We HOPE what is seen on TV is honest, like those hair growers. They show men and women with bare spots and then they get the treatment advertised. This time they’re hairy.  My brother got a bottle of some kind of serum. Cost him a few ‘Gees’. My bald father told him to be careful that none of the stuff falls on his nose.

Another gimmick is the spray paint machine. You hold a nozzle attached to a container, about a half-gallon that’s attached to a motor. You press the button and paint sprays nicely up and down walls, over moldings, base boards, anywhere. What he never demonstrates is when you have to paint the ceiling. Of course, the container doesn’t hold much paint. So, you have to refill it again, and again. The guy made an invention, paid for patent and is now HOPING to make it big.

By the way, Michael Katergaris, the real estate mogul, having bought a five story tenement in the south Bronx has been arrested for being a slum lord with 53 violations against him.
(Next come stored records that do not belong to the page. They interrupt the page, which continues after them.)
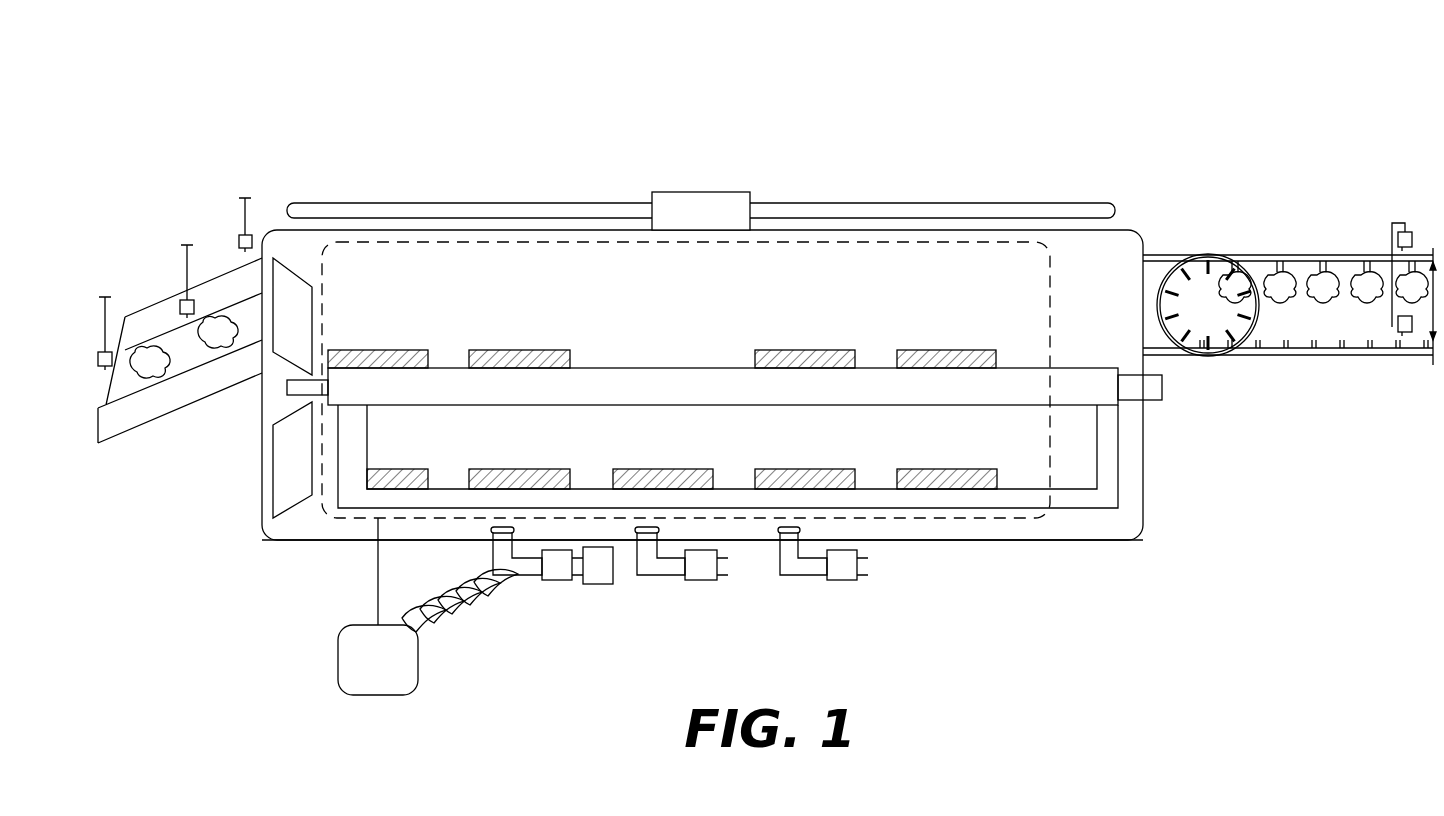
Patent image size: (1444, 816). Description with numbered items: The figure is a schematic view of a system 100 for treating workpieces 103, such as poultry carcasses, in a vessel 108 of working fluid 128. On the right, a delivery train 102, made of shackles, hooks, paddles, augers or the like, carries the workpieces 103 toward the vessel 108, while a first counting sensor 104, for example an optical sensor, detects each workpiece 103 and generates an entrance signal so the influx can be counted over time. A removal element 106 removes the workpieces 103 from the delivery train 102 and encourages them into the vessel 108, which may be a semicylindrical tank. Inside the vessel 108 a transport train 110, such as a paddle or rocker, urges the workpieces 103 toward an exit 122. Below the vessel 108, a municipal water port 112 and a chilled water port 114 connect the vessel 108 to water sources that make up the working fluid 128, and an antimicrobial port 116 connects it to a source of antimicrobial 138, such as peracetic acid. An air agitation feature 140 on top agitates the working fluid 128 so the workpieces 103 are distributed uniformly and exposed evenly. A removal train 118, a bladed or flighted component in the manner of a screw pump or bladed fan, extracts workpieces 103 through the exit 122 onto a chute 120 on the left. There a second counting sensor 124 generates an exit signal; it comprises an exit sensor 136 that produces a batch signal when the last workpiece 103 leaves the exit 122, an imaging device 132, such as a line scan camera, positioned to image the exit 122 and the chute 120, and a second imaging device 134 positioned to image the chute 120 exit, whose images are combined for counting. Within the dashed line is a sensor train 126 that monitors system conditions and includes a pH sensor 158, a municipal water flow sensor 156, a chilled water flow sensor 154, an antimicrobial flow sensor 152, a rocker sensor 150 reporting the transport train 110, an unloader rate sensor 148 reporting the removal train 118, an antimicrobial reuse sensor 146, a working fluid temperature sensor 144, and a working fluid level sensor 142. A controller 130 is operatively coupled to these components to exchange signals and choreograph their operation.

The system 100 is at (915, 85).
The delivery train 102 is at (1355, 350).
The workpiece 103 is at (226, 352).
The first counting sensor 104 is at (1393, 238).
The removal element 106 is at (1248, 345).
The vessel 108 is at (1020, 541).
The transport train 110 is at (1112, 488).
The municipal water port 112 is at (800, 577).
The chilled water port 114 is at (660, 577).
The antimicrobial port 116 is at (515, 577).
The removal train 118 is at (290, 500).
The chute 120 is at (150, 416).
The exit 122 is at (252, 308).
The second counting sensor 124 is at (218, 182).
The sensor train 126 is at (528, 242).
The working fluid 128 is at (1010, 248).
The controller 130 is at (428, 606).
The imaging device 132 is at (240, 240).
The second imaging device 134 is at (98, 360).
The exit sensor 136 is at (181, 304).
The source of antimicrobial 138 is at (598, 585).
The air agitation feature 140 is at (703, 190).
The working fluid level sensor 142 is at (951, 350).
The working fluid temperature sensor 144 is at (811, 350).
The antimicrobial reuse sensor 146 is at (525, 350).
The unloader rate sensor 148 is at (385, 350).
The rocker sensor 150 is at (401, 469).
The antimicrobial flow sensor 152 is at (526, 469).
The chilled water flow sensor 154 is at (671, 469).
The municipal water flow sensor 156 is at (811, 469).
The pH sensor 158 is at (956, 469).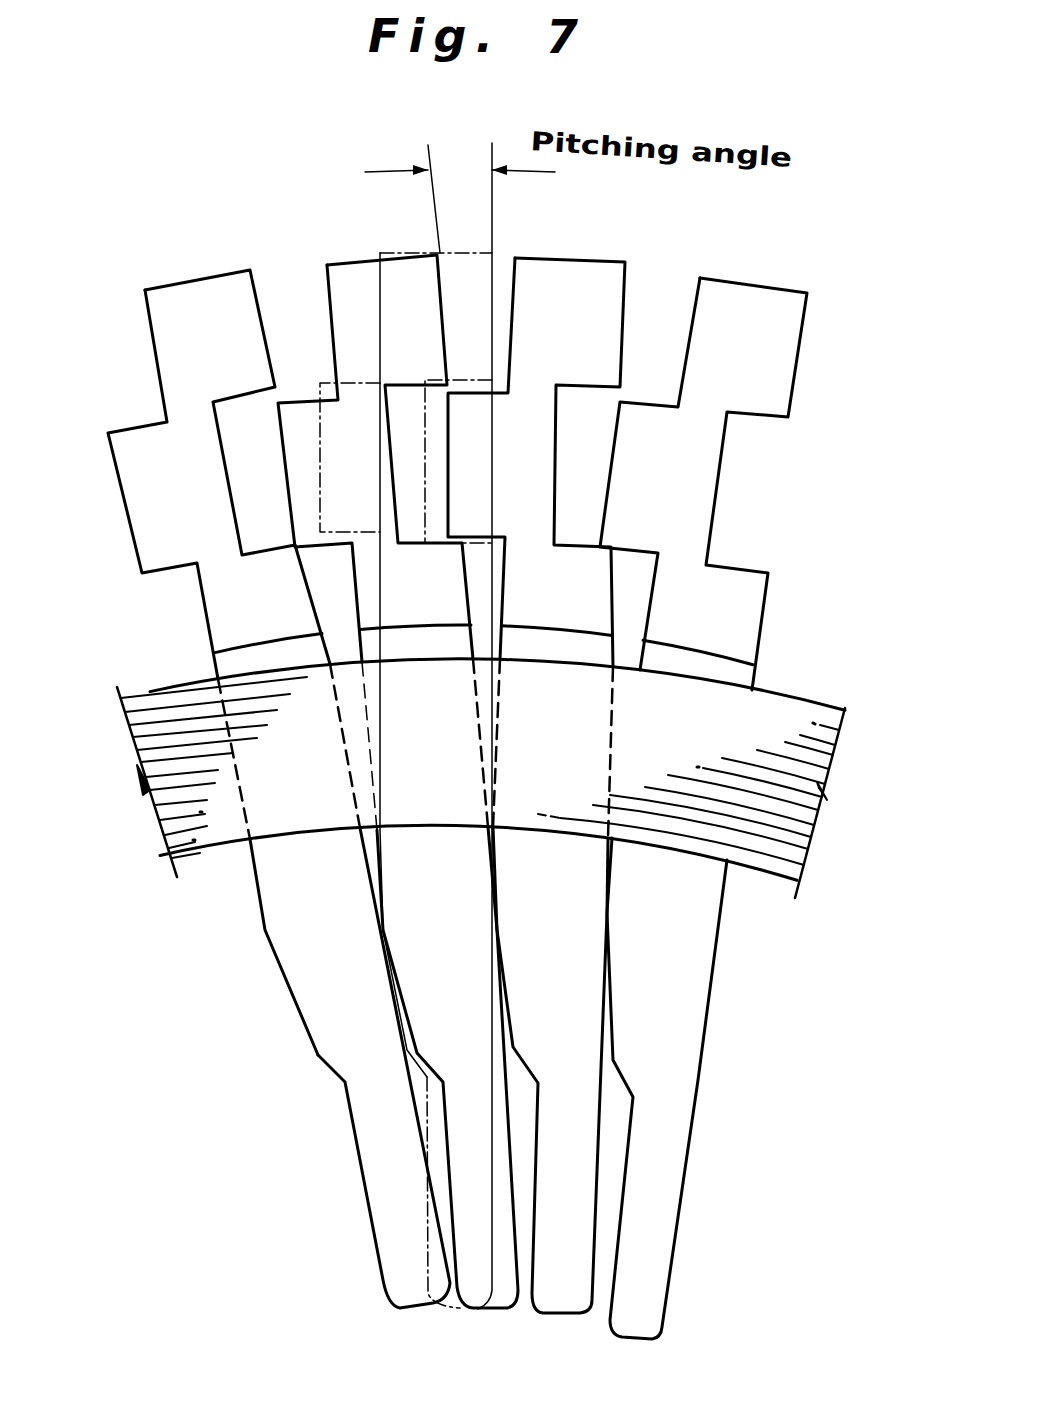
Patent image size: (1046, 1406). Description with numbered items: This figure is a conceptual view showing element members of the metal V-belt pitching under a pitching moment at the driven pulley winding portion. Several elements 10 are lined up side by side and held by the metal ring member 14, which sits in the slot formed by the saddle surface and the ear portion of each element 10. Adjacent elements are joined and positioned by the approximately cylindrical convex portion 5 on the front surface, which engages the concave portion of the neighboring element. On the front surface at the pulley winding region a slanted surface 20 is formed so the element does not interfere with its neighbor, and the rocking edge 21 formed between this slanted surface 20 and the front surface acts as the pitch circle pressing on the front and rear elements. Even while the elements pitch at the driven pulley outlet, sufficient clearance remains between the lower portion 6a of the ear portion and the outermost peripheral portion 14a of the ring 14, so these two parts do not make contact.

The convex portion 5 is at (142, 442).
The lower portion of the ear portion 6a is at (224, 656).
The element 10 is at (134, 262).
The metal ring member 14 is at (857, 722).
The outermost peripheral portion of the ring 14a is at (152, 690).
The slanted surface 20 is at (288, 989).
The rocking edge 21 is at (252, 938).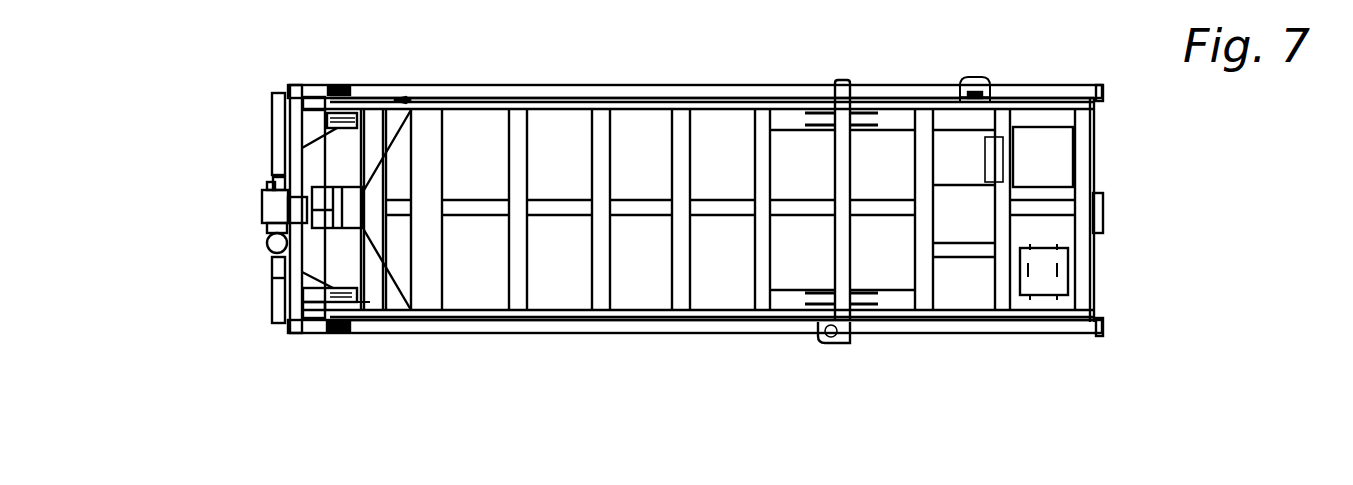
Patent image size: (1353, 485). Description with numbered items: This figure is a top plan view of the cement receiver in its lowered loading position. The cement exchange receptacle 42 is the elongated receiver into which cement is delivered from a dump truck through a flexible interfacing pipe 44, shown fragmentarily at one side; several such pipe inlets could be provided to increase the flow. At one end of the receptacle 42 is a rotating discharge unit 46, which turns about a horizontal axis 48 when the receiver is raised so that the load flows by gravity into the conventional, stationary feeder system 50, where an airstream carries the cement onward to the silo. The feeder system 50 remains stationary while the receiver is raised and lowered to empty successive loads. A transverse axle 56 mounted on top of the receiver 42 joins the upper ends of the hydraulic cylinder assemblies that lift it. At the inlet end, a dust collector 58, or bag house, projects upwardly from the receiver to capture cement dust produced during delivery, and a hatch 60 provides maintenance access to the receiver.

The cement exchange receptacle 42 is at (541, 336).
The flexible interfacing pipe 44 is at (1102, 212).
The rotating discharge unit 46 is at (328, 195).
The horizontal axis 48 is at (333, 333).
The feeder system 50 is at (265, 208).
The transverse axle 56 is at (852, 178).
The dust collector 58 is at (1068, 122).
The hatch 60 is at (1067, 285).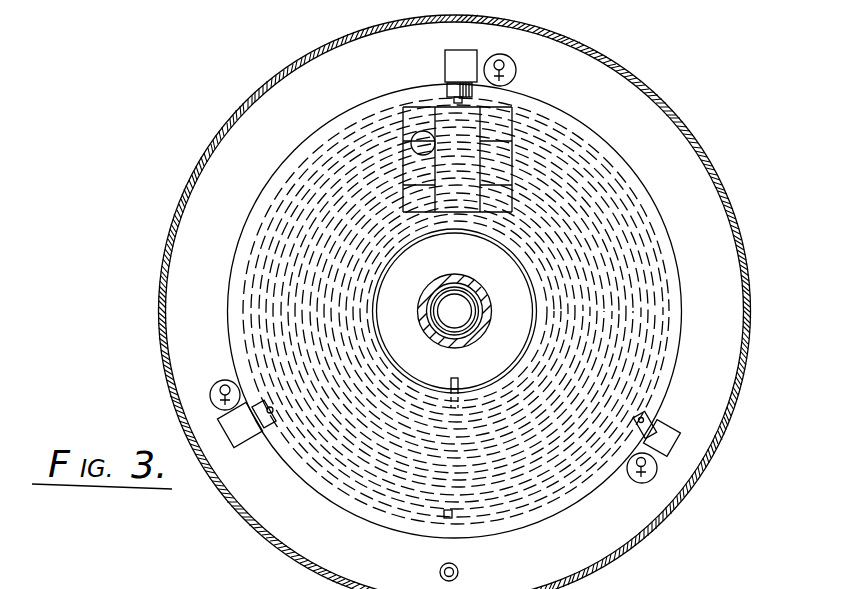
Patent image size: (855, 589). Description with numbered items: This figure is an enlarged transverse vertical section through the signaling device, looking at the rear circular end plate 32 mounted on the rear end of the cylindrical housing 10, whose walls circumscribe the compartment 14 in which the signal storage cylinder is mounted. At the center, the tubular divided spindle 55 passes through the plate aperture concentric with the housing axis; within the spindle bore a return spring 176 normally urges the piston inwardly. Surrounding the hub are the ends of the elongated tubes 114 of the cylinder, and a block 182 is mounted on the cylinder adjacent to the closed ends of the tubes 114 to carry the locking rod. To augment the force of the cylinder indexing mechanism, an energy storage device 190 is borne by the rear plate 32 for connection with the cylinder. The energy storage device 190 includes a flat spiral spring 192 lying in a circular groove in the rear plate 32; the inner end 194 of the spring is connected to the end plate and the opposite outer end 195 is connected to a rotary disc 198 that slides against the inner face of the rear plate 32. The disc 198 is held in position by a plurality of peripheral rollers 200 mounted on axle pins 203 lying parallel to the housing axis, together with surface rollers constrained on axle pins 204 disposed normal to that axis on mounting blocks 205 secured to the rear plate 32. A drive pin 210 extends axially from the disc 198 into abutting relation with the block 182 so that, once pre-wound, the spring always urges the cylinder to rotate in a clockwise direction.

The cylindrical housing 10 is at (660, 84).
The compartment 14 is at (666, 163).
The rear circular end plate 32 is at (728, 287).
The tubular divided spindle 55 is at (456, 275).
The elongated tubes 114 is at (264, 588).
The return spring 176 is at (466, 328).
The block 182 is at (515, 124).
The energy storage device 190 is at (683, 302).
The flat spiral spring 192 is at (541, 500).
The inner end of spiral spring 194 is at (451, 380).
The outer end of spiral spring 195 is at (446, 521).
The rotary disc 198 is at (356, 515).
The peripheral rollers 200 is at (516, 70).
The axle pins for peripheral rollers 203 is at (507, 64).
The axle pins for surface rollers 204 is at (447, 77).
The mounting blocks 205 is at (447, 90).
The drive pin 210 is at (414, 136).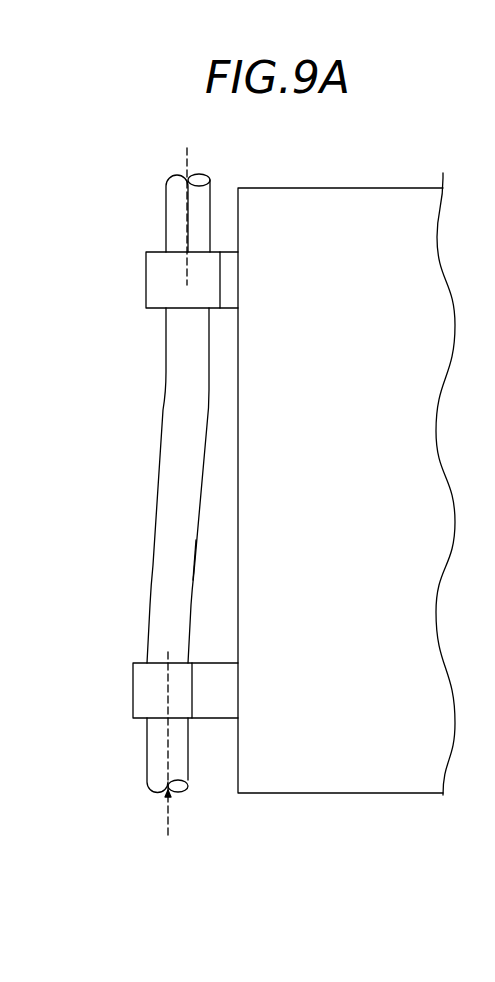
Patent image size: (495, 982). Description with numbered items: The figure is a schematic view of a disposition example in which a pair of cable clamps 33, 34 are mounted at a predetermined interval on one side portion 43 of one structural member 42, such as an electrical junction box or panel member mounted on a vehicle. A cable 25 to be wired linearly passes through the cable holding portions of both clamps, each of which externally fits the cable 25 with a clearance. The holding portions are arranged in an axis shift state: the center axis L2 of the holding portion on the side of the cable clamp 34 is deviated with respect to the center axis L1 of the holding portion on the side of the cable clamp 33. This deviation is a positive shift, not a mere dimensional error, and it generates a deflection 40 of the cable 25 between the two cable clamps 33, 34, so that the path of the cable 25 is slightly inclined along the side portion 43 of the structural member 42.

The cable 25 is at (172, 380).
The deflection 40 is at (168, 491).
The cable clamp 33 is at (146, 268).
The cable clamp 34 is at (133, 695).
The structural member 42 is at (395, 222).
The side portion 43 is at (239, 587).
The center axis L1 is at (189, 153).
The center axis L2 is at (170, 821).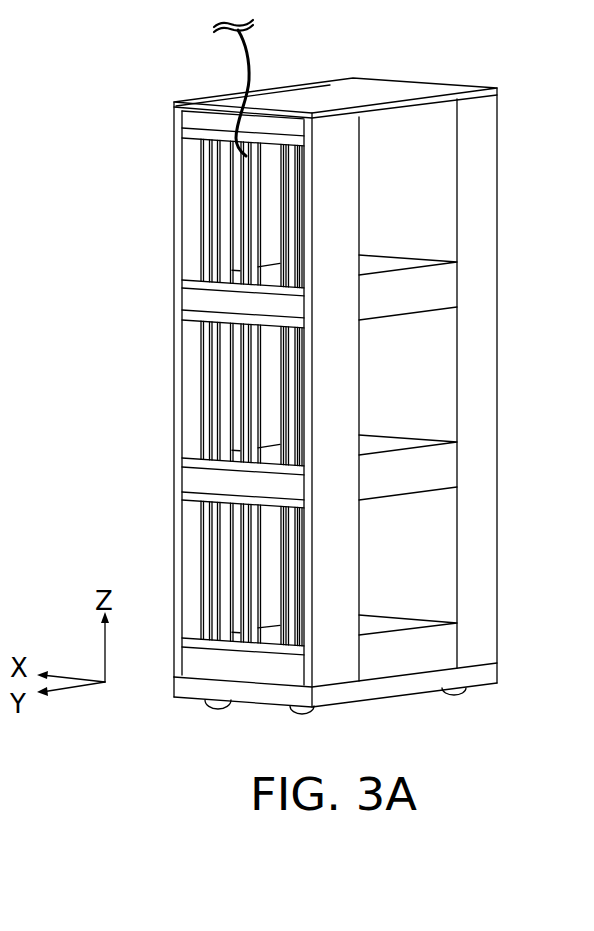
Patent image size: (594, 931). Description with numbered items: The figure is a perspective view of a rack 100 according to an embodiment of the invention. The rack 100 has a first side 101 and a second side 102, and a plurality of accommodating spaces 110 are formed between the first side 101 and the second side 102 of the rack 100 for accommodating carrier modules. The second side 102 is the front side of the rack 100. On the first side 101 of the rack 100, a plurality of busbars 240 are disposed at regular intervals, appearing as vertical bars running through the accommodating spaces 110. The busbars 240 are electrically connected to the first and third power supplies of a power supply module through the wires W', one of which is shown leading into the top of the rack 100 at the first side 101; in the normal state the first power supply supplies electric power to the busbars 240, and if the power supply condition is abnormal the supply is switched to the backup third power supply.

The rack 100 is at (497, 74).
The first side 101 is at (173, 397).
The second side 102 is at (498, 322).
The accommodating spaces 110 is at (420, 205).
The busbars 240 is at (245, 212).
The wires W' is at (210, 88).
To add to the bull-dinkies he spouted, the five apartment buildings was a fat lie too. Luella Shyster paid him to say it, HOPING it sells more books. The striking tenants HOPE to win their litigation. The guy at the race track lives on HOPE, as do all gamblers. Kids HOPE they pass their exams, the sick have high HOPES of getting well, and I am forever HOPING a publisher with guts (that’s what he’d need with my explosive material) will publish one of my books. HOPE is a very industrious emotion. We live for it, work for it, wish for it.  In the right direction, it’s a wonderful emotion. I wonder if Pandora’s hopes ever came true.